For this week's sports data workshop, we'll work with a data set from the 2023 MLB season. **Sabermetrics**, the term for sports analytics with baseball data, is one of the oldest forms of sports data science. The box score was invented in 1858! Since the 1970s, analysts have examined the game of baseball from almost every conceivable angle, and this week we'll join the fray.

In 2023 a few teams performed spectactularly well: the Los Angeles Dodgers, the Atlanta Braves, and the controversial World Series-winning Texas Rangers. The Arizona Diamondbacks also had a surprisingly good run—they were National League Champions (i.e. second place in MLB) despite not scoring as many runs as other elite teams. Our question this week will be: is Arizona really that different from these other teams, in terms of scoring potential? Was their success the result of good play, random chance, or both?
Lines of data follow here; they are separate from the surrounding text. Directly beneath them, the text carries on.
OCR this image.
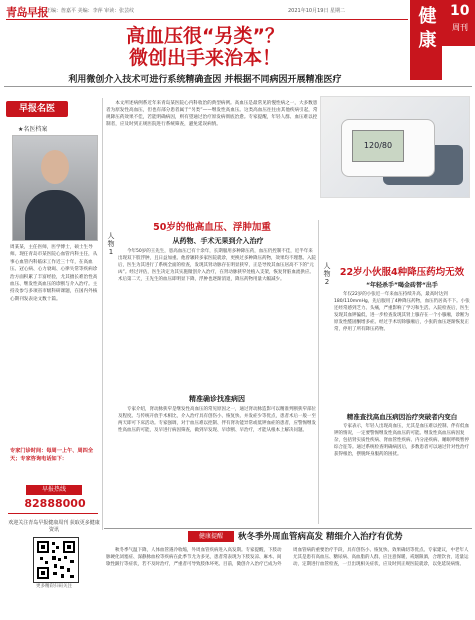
青岛早报
王编：詹嘉平 美编：李萍 审读：张芸纹	2021年10月19日 星期二	10
周刊
健康
高血压很“另类”？
微创出手来治本！
利用微创介入技术可进行系统精确查因 并根据不同病因开展精准医疗
早报名医
★名医档案
周某某，主任医师，医学博士，硕士生导师。现任青岛市某医院心血管内科主任，从事心血管内科临床工作近三十年，在高血压、冠心病、心力衰竭、心律失常等疾病诊治方面积累了丰富经验，尤其擅长难治性高血压、继发性高血压的诊断与介入治疗。主持及参与多项省市级科研课题，在国内外核心期刊发表论文数十篇。
专家门诊时间：每周一上午、周四全天；专家咨询电话如下：
早报热线
82888000
欢迎关注青岛早报健康周刊 获取更多健康资讯
更多精彩扫码关注

本文所述病例系近年来青岛某医院心内科收治的典型病例。高血压是最常见的慢性病之一，大多数患者为原发性高血压，但也有部分患者属于“另类”——继发性高血压。这类高血压往往由其他疾病引起，常规降压药效果不佳，若能明确病因，则有望通过治疗原发病彻底治愈。专家提醒，年轻人群、血压难以控制者，应及时到正规医院进行系统筛查，避免延误病情。

120/80
50岁的他高血压、浮肿加重
人物1
从药物、手术无果到介入治疗

今年50岁的王先生，患高血压已有十余年，长期服用多种降压药，血压仍控制不佳，近半年来出现双下肢浮肿，且日益加重。他曾辗转多家医院就诊，更换过多种降压药物，效果均不理想。入院后，医生为其进行了系统全面的检查，发现其肾动脉存在明显狭窄，正是导致其血压居高不下的“元凶”。经过评估，医生决定为其实施微创介入治疗，在肾动脉狭窄处植入支架，恢复肾脏血流供应。术后第二天，王先生的血压即明显下降，浮肿也逐渐消退，降压药物用量大幅减少。

精准确诊找准病因

专家介绍，肾动脉狭窄是继发性高血压的常见原因之一，通过肾动脉造影可以精准判断狭窄部位及程度。与传统开放手术相比，介入治疗具有创伤小、恢复快、并发症少等优点，患者术后一般一至两天即可下床活动。专家强调，对于血压难以控制、伴有肾功能异常或低钾血症的患者，应警惕继发性高血压的可能，及早进行病因筛查，做到早发现、早诊断、早治疗，才能从根本上解决问题。

人物2
22岁小伙服4种降压药均无效
“年轻杀手”喝金砖替“出手

年仅22岁的小张近一年来血压持续升高，最高时达到180/110mmHg，先后服用了4种降压药物，血压仍居高不下。小张还经常感到乏力、头痛，严重影响了学习和生活。入院检查后，医生发现其血钾偏低，进一步检查发现其肾上腺存在一个小腺瘤，诊断为原发性醛固酮增多症。经过手术切除腺瘤后，小张的血压逐渐恢复正常，停用了所有降压药物。

精准查找高血压病因治疗突破者内变白

专家表示，年轻人出现高血压，尤其是血压难以控制、伴有低血钾的情况，一定要警惕继发性高血压的可能。继发性高血压病因复杂，包括肾实质性疾病、肾血管性疾病、内分泌疾病、睡眠呼吸暂停综合征等。通过系统检查明确病因后，多数患者可以通过针对性治疗获得根治，摆脱终身服药的困扰。

健康提醒	秋冬季外周血管病高发 精细介入治疗有优势

秋冬季气温下降，人体血管遇冷收缩，外周血管疾病进入高发期。专家提醒，下肢动脉硬化闭塞症、深静脉血栓等疾病在此季节尤为多见，患者常表现为下肢发凉、麻木、间歇性跛行等症状，若不及时治疗，严重者可导致肢体坏死。目前，微创介入治疗已成为外周血管病的重要治疗手段，具有创伤小、恢复快、效果确切等优点。专家建议，中老年人尤其是患有高血压、糖尿病、高血脂的人群，应注意保暖，戒烟限酒，合理饮食，适量运动，定期进行血管检查，一旦出现相关症状，应及时到正规医院就诊，以免延误病情。
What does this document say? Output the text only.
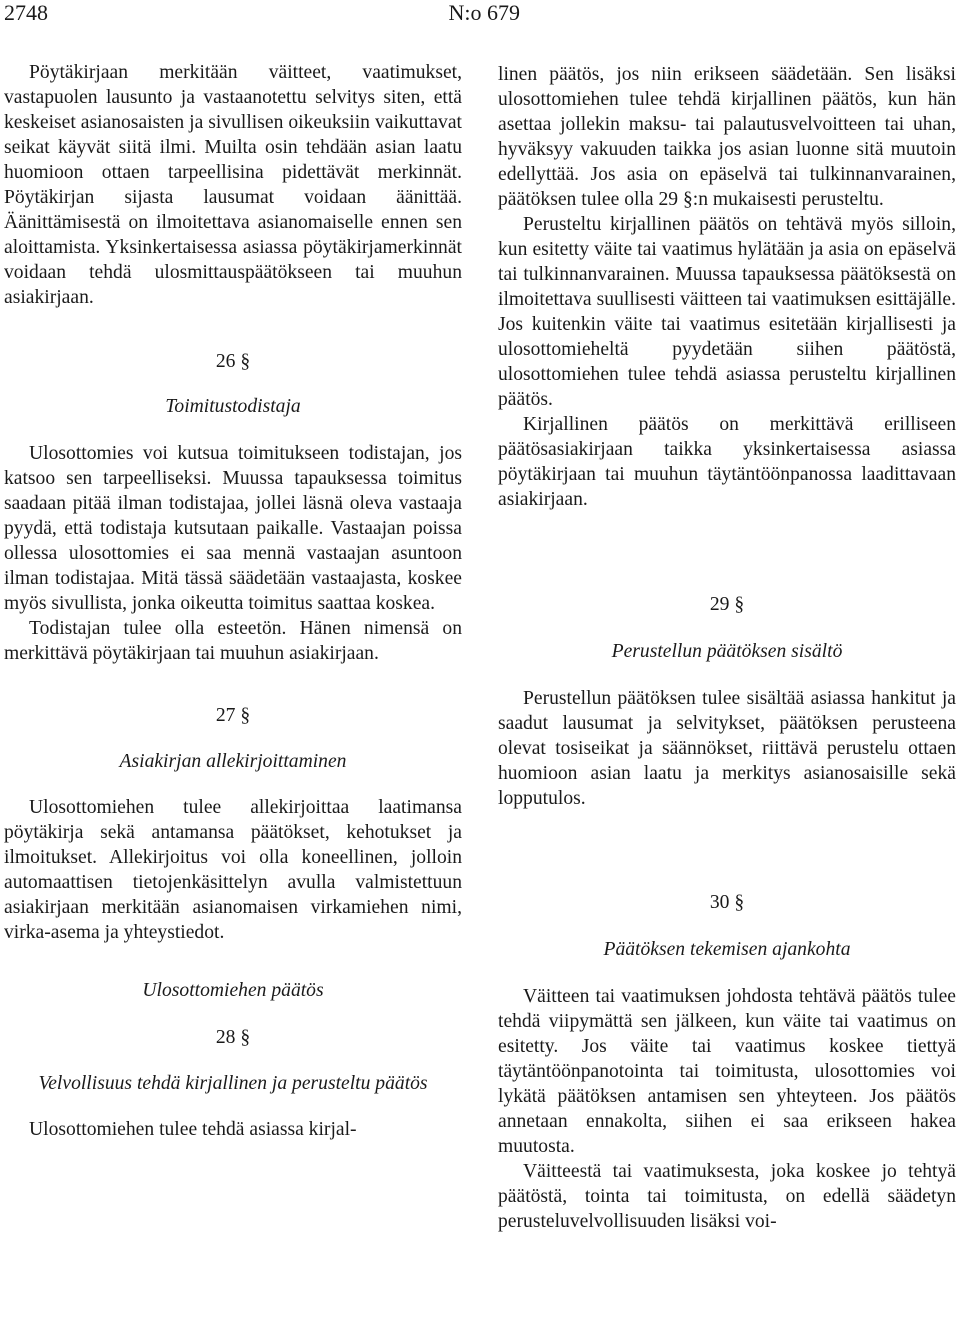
2748	N:o 679

Pöytäkirjaan merkitään väitteet, vaatimukset, vastapuolen lausunto ja vastaanotettu selvitys siten, että keskeiset asianosaisten ja sivullisen oikeuksiin vaikuttavat seikat käyvät siitä ilmi. Muilta osin tehdään asian laatu huomioon ottaen tarpeellisina pidettävät merkinnät. Pöytäkirjan sijasta lausumat voidaan äänittää. Äänittämisestä on ilmoitettava asianomaiselle ennen sen aloittamista. Yksinkertaisessa asiassa pöytäkirjamerkinnät voidaan tehdä ulosmittauspäätökseen tai muuhun asiakirjaan.

26 §

Toimitustodistaja

Ulosottomies voi kutsua toimitukseen todistajan, jos katsoo sen tarpeelliseksi. Muussa tapauksessa toimitus saadaan pitää ilman todistajaa, jollei läsnä oleva vastaaja pyydä, että todistaja kutsutaan paikalle. Vastaajan poissa ollessa ulosottomies ei saa mennä vastaajan asuntoon ilman todistajaa. Mitä tässä säädetään vastaajasta, koskee myös sivullista, jonka oikeutta toimitus saattaa koskea.

Todistajan tulee olla esteetön. Hänen nimensä on merkittävä pöytäkirjaan tai muuhun asiakirjaan.

27 §

Asiakirjan allekirjoittaminen

Ulosottomiehen tulee allekirjoittaa laatimansa pöytäkirja sekä antamansa päätökset, kehotukset ja ilmoitukset. Allekirjoitus voi olla koneellinen, jolloin automaattisen tietojenkäsittelyn avulla valmistettuun asiakirjaan merkitään asianomaisen virkamiehen nimi, virka-asema ja yhteystiedot.

Ulosottomiehen päätös

28 §

Velvollisuus tehdä kirjallinen ja perusteltu päätös

Ulosottomiehen tulee tehdä asiassa kirjal-

linen päätös, jos niin erikseen säädetään. Sen lisäksi ulosottomiehen tulee tehdä kirjallinen päätös, kun hän asettaa jollekin maksu- tai palautusvelvoitteen tai uhan, hyväksyy vakuuden taikka jos asian luonne sitä muutoin edellyttää. Jos asia on epäselvä tai tulkinnanvarainen, päätöksen tulee olla 29 §:n mukaisesti perusteltu.

Perusteltu kirjallinen päätös on tehtävä myös silloin, kun esitetty väite tai vaatimus hylätään ja asia on epäselvä tai tulkinnanvarainen. Muussa tapauksessa päätöksestä on ilmoitettava suullisesti väitteen tai vaatimuksen esittäjälle. Jos kuitenkin väite tai vaatimus esitetään kirjallisesti ja ulosottomieheltä pyydetään siihen päätöstä, ulosottomiehen tulee tehdä asiassa perusteltu kirjallinen päätös.

Kirjallinen päätös on merkittävä erilliseen päätösasiakirjaan taikka yksinkertaisessa asiassa pöytäkirjaan tai muuhun täytäntöönpanossa laadittavaan asiakirjaan.

29 §

Perustellun päätöksen sisältö

Perustellun päätöksen tulee sisältää asiassa hankitut ja saadut lausumat ja selvitykset, päätöksen perusteena olevat tosiseikat ja säännökset, riittävä perustelu ottaen huomioon asian laatu ja merkitys asianosaisille sekä lopputulos.

30 §

Päätöksen tekemisen ajankohta

Väitteen tai vaatimuksen johdosta tehtävä päätös tulee tehdä viipymättä sen jälkeen, kun väite tai vaatimus on esitetty. Jos väite tai vaatimus koskee tiettyä täytäntöönpanotointa tai toimitusta, ulosottomies voi lykätä päätöksen antamisen sen yhteyteen. Jos päätös annetaan ennakolta, siihen ei saa erikseen hakea muutosta.

Väitteestä tai vaatimuksesta, joka koskee jo tehtyä päätöstä, tointa tai toimitusta, on edellä säädetyn perusteluvelvollisuuden lisäksi voi-
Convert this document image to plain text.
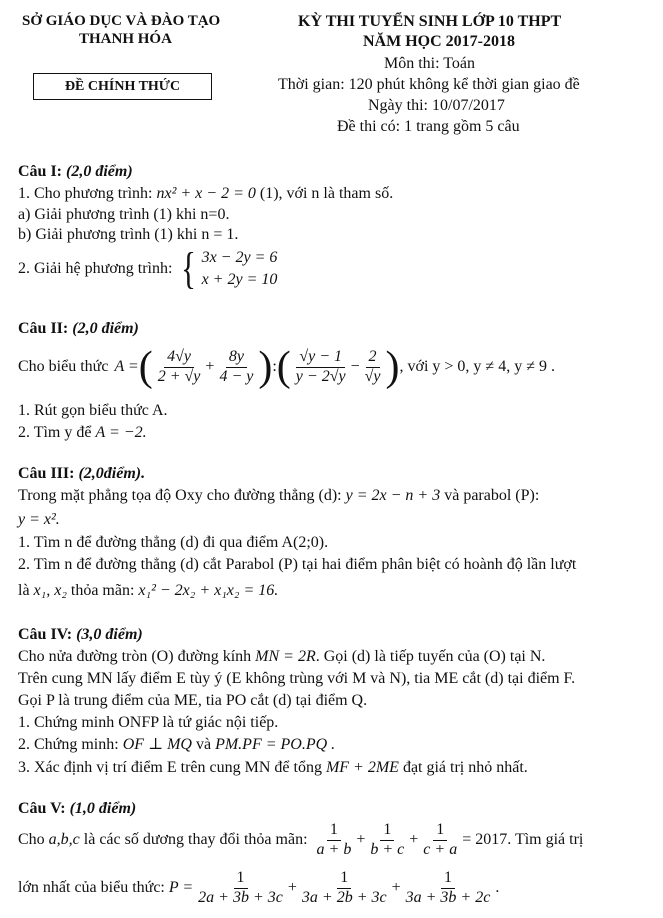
SỞ GIÁO DỤC VÀ ĐÀO TẠO
THANH HÓA
ĐỀ CHÍNH THỨC
KỲ THI TUYỂN SINH LỚP 10 THPT
NĂM HỌC 2017-2018
Môn thi: Toán
Thời gian: 120 phút không kể thời gian giao đề
Ngày thi: 10/07/2017
Đề thi có: 1 trang gồm 5 câu
Câu I: (2,0 điểm)
1. Cho phương trình: nx² + x − 2 = 0 (1), với n là tham số.
a) Giải phương trình (1) khi n=0.
b) Giải phương trình (1) khi n = 1.
2. Giải hệ phương trình: { 3x − 2y = 6
x + 2y = 10
Câu II: (2,0 điểm)
Cho biểu thức A = ( $\frac{4√y}{2 + √y} + \frac{8y}{4 - y}$ ) : ( $\frac{√y - 1}{y - 2√y} - \frac{2}{√y}$ ) , với y > 0, y ≠ 4, y ≠ 9 .
1. Rút gọn biểu thức A.
2. Tìm y để A = −2.
Câu III: (2,0điểm).
Trong mặt phẳng tọa độ Oxy cho đường thẳng (d): y = 2x − n + 3 và parabol (P):
y = x².
1. Tìm n để đường thẳng (d) đi qua điểm A(2;0).
2. Tìm n để đường thẳng (d) cắt Parabol (P) tại hai điểm phân biệt có hoành độ lần lượt
là x₁, x₂ thỏa mãn: x₁² − 2x₂ + x₁x₂ = 16.
Câu IV: (3,0 điểm)
Cho nửa đường tròn (O) đường kính MN = 2R. Gọi (d) là tiếp tuyến của (O) tại N.
Trên cung MN lấy điểm E tùy ý (E không trùng với M và N), tia ME cắt (d) tại điểm F.
Gọi P là trung điểm của ME, tia PO cắt (d) tại điểm Q.
1. Chứng minh ONFP là tứ giác nội tiếp.
2. Chứng minh: OF ⊥ MQ và PM.PF = PO.PQ .
3. Xác định vị trí điểm E trên cung MN để tổng MF + 2ME đạt giá trị nhỏ nhất.
Câu V: (1,0 điểm)
Cho
a,b,c
là các số dương thay đổi thỏa mãn: $\frac{1}{a + b} + \frac{1}{b + c} + \frac{1}{c + a} = 2017$ . Tìm giá trị
lớn nhất của biểu thức:
$P = \frac{1}{2a + 3b + 3c} + \frac{1}{3a + 2b + 3c} + \frac{1}{3a + 3b + 2c}$ .
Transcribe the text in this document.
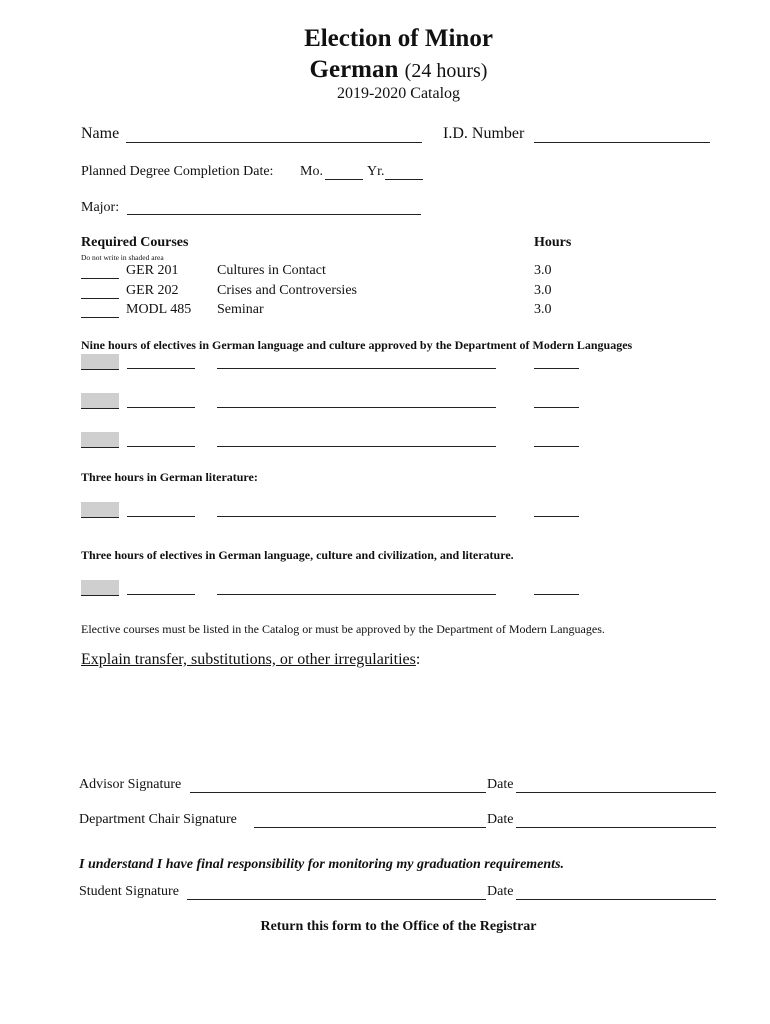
Election of Minor
German (24 hours)
2019-2020 Catalog
Name	I.D. Number
Planned Degree Completion Date: Mo.	Yr.
Major:
Required Courses
Do not write in shaded area
Hours
GER 201	Cultures in Contact	3.0
GER 202	Crises and Controversies	3.0
MODL 485 Seminar	3.0
Nine hours of electives in German language and culture approved by the Department of Modern Languages
Three hours in German literature:
Three hours of electives in German language, culture and civilization, and literature.
Elective courses must be listed in the Catalog or must be approved by the Department of Modern Languages.
Explain transfer, substitutions, or other irregularities:
Advisor Signature	Date
Department Chair Signature	Date
I understand I have final responsibility for monitoring my graduation requirements.
Student Signature	Date
Return this form to the Office of the Registrar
## Contextual and Ethical Considerations

It's sometimes easy to imagine sports data as "neutral," but just like any kind of data there are potential ethics concerns. As always we should consider the stakeholders of any data set. Who stands to gain by a data set being handled well? Who could be hurt if that same data is handled poorly? In the case of the baseball data, we should consider that professional sports are a big business, which includes the professional livelihoods of not only players but lots of support staff. Representing a sport accurately can help the people who make their livings in that sport. Likewise, sports fans are deeply committed to their favorite players and teams, and accurate data collection and management can help those fans to better interact with the sport. Misrepresenting sports data could lead to certain players or teams being underfunded, or it could even lead to rule changes that might endanger athletes' health or overall ability to perform. Good sports analysis should always take the stakeholders into account and consider the ethical implications of any analysis.

The data we will use comes from [baseball-reference.com](https://baseball-reference.com), a popular baseball statistics website. The site isn't *quite* equipped with the data we want, which is runs per player per team. The data for players who played for multiple teams in a single season is automatically aggregated. This is great for some purposes, but bad for ours! We'll need to do some data wrangling to remedy this.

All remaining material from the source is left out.